Through the Looking Glass Children's Book Reviews
Ingo
Fiction
For ages 12 and up
HarperCollins, 2008 ISBN: 978-0060818548
Sapphire and her brother Conor have spent their entire lives within sound and sight of the sea, and they love it dearly. Their feelings cannot help changing somewhat however when their father goes out in his boat one day and never comes back. Both of the children are somehow sure that he did not drown and that he is not dead.
A year after her father's disappearance Conor starts spending long periods of time away from home. Sapphy has no idea where it is that he is going until the day when she sees him sitting on a rock in their cove talking to a girl. When she follows Conor on his next sojourn to the cove, Sapphy discovers what Conor is really up to. She meets Faro, a Mer boy, and he takes her into Ingo, the sea world. Because she is with Faro, Sapphy finds that she able to breathe, and see, and hear underwater. Not only that, but she begins to forget her Air world and life. She even begins to forget Mum and Conor. When she finally comes out of the sea and returns home, she finds out she has been gone almost twenty-four hours.
After this, Ingo seems to tug at her heart all the time. Staying out of the water is almost more than she can bear. Sapphy and her brother come to learn from the local wise woman that both the children have Mer blood in them, and that it is possible that their father may have been unable to ignore the call of Ingo. Can Sapphy stay rooted to the land with her mother and brother or will her ties to the sea pull her out the waves?
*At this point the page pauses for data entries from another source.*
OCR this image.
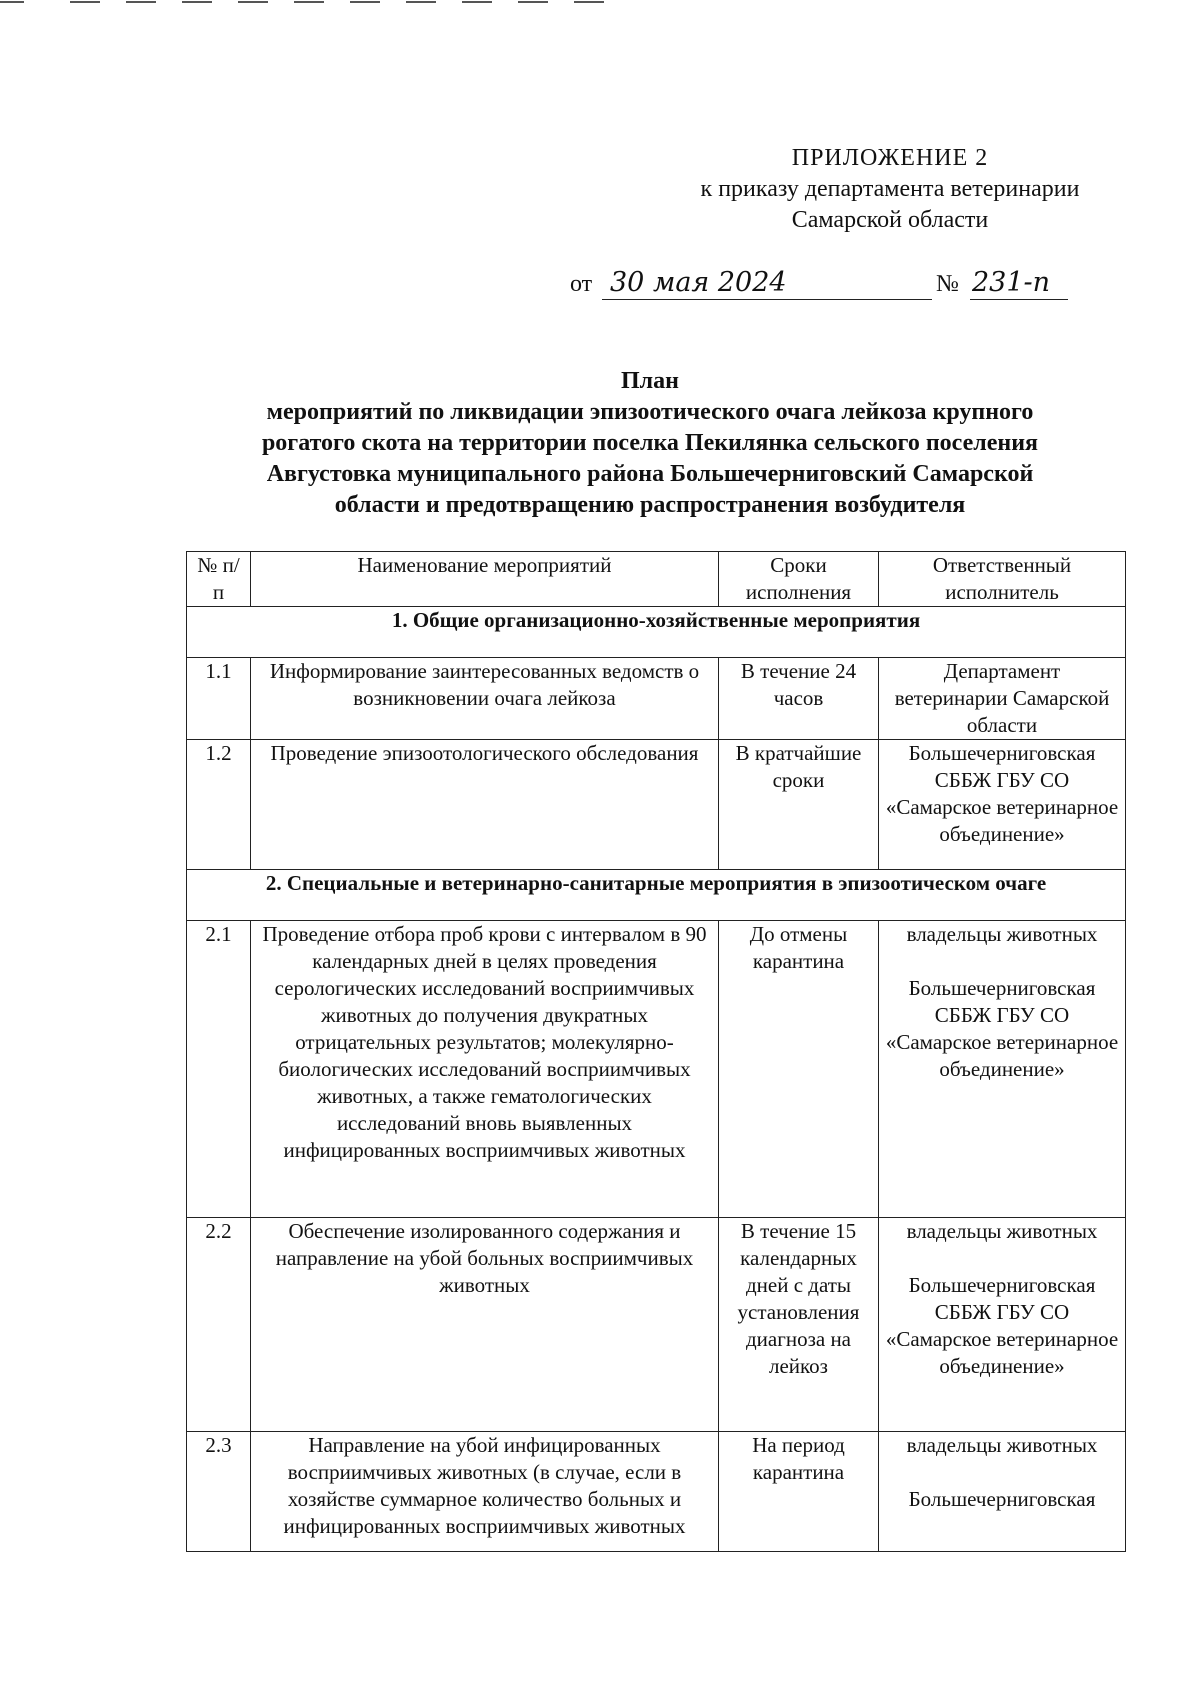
ПРИЛОЖЕНИЕ 2
к приказу департамента ветеринарии
Самарской области
от 30 мая 2024	№ 231-п
План
мероприятий по ликвидации эпизоотического очага лейкоза крупного
рогатого скота на территории поселка Пекилянка сельского поселения
Августовка муниципального района Большечерниговский Самарской
области и предотвращению распространения возбудителя
№ п/п	Наименование мероприятий	Сроки исполнения	Ответственный исполнитель
1. Общие организационно-хозяйственные мероприятия			
1.1	Информирование заинтересованных ведомств о возникновении очага лейкоза	В течение 24 часов	Департамент ветеринарии Самарской области
1.2	Проведение эпизоотологического обследования	В кратчайшие сроки	Большечерниговская СББЖ ГБУ СО «Самарское ветеринарное объединение»
2. Специальные и ветеринарно-санитарные мероприятия в эпизоотическом очаге			
2.1	Проведение отбора проб крови с интервалом в 90 календарных дней в целях проведения серологических исследований восприимчивых животных до получения двукратных отрицательных результатов; молекулярно-биологических исследований восприимчивых животных, а также гематологических исследований вновь выявленных инфицированных восприимчивых животных	До отмены карантина	владельцы животных
Большечерниговская СББЖ ГБУ СО «Самарское ветеринарное объединение»

2.2	Обеспечение изолированного содержания и направление на убой больных восприимчивых животных	В течение 15 календарных дней с даты установления диагноза на лейкоз	владельцы животных
Большечерниговская СББЖ ГБУ СО «Самарское ветеринарное объединение»

2.3	Направление на убой инфицированных восприимчивых животных (в случае, если в хозяйстве суммарное количество больных и инфицированных восприимчивых животных	На период карантина	владельцы животных
Большечерниговская
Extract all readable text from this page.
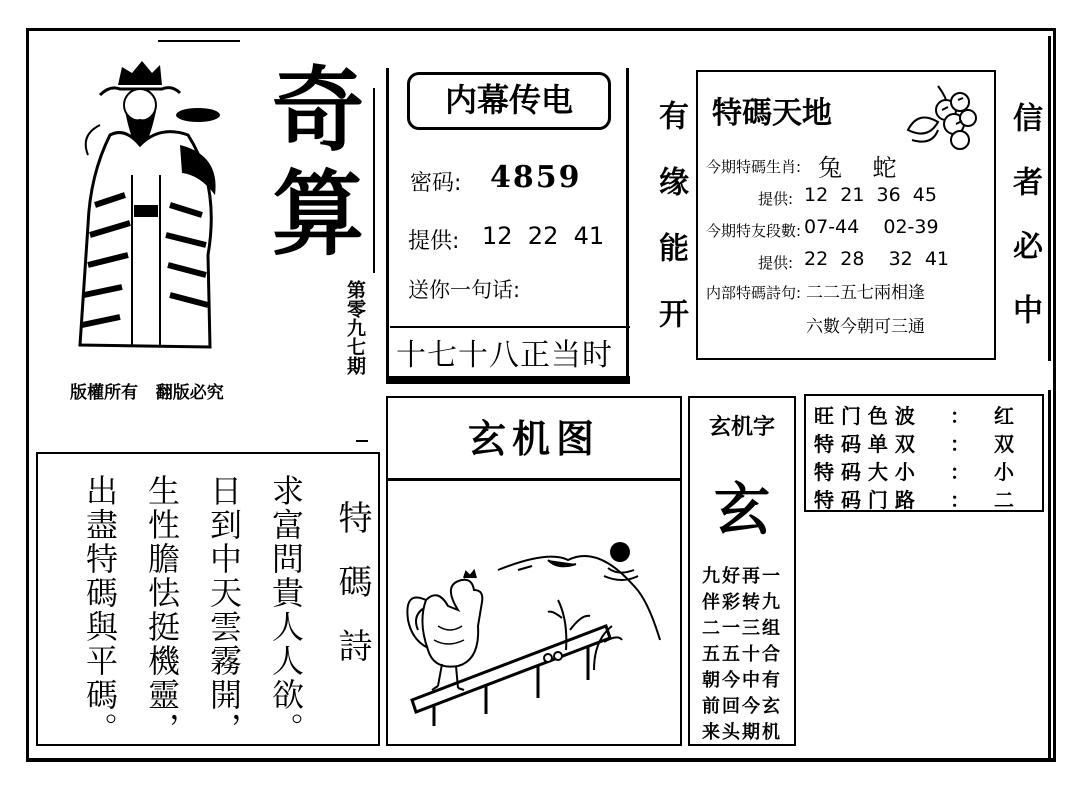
奇
算
第零九七期
版權所有   翻版必究
内幕传电
密码: 4859
提供: 12  22  41
送你一句话:
十七十八正当时 有缘能开 特碼天地
今期特碼生肖: 兔    蛇
提供: 12  21  36  45
今期特友段數: 07-44    02-39
提供: 22  28    32  41
内部特碼詩句: 二二五七兩相逢
六數今朝可三通	信者必中
玄机图	玄机字
玄
九好再一
伴彩转九
二一三组
五五十合
朝今中有
前回今玄
来头期机
旺 门 色 波 ： 红
特 码 单 双 ： 双
特 码 大 小 ： 小
特 码 门 路 ： 二
特碼詩
求富問貴人人欲。
日到中天雲霧開，
生性膽怯挺機靈，
出盡特碼與平碼。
This unique fantasy title takes a very different look at a very old story. Helen Dunmore not only explores Sapphy's struggle with who she is, but she also looks at her relationships with her brother, her mother, and her father. Then there is that often difficult relationship that man has with sea. Though many people love the sea, there is also that tendency to want to dominate it without really trying to understand, appreciate, and respect it. Using the Mer and Ingo itself as mouthpieces, Helen Dunmore speaks for the sea and its creatures.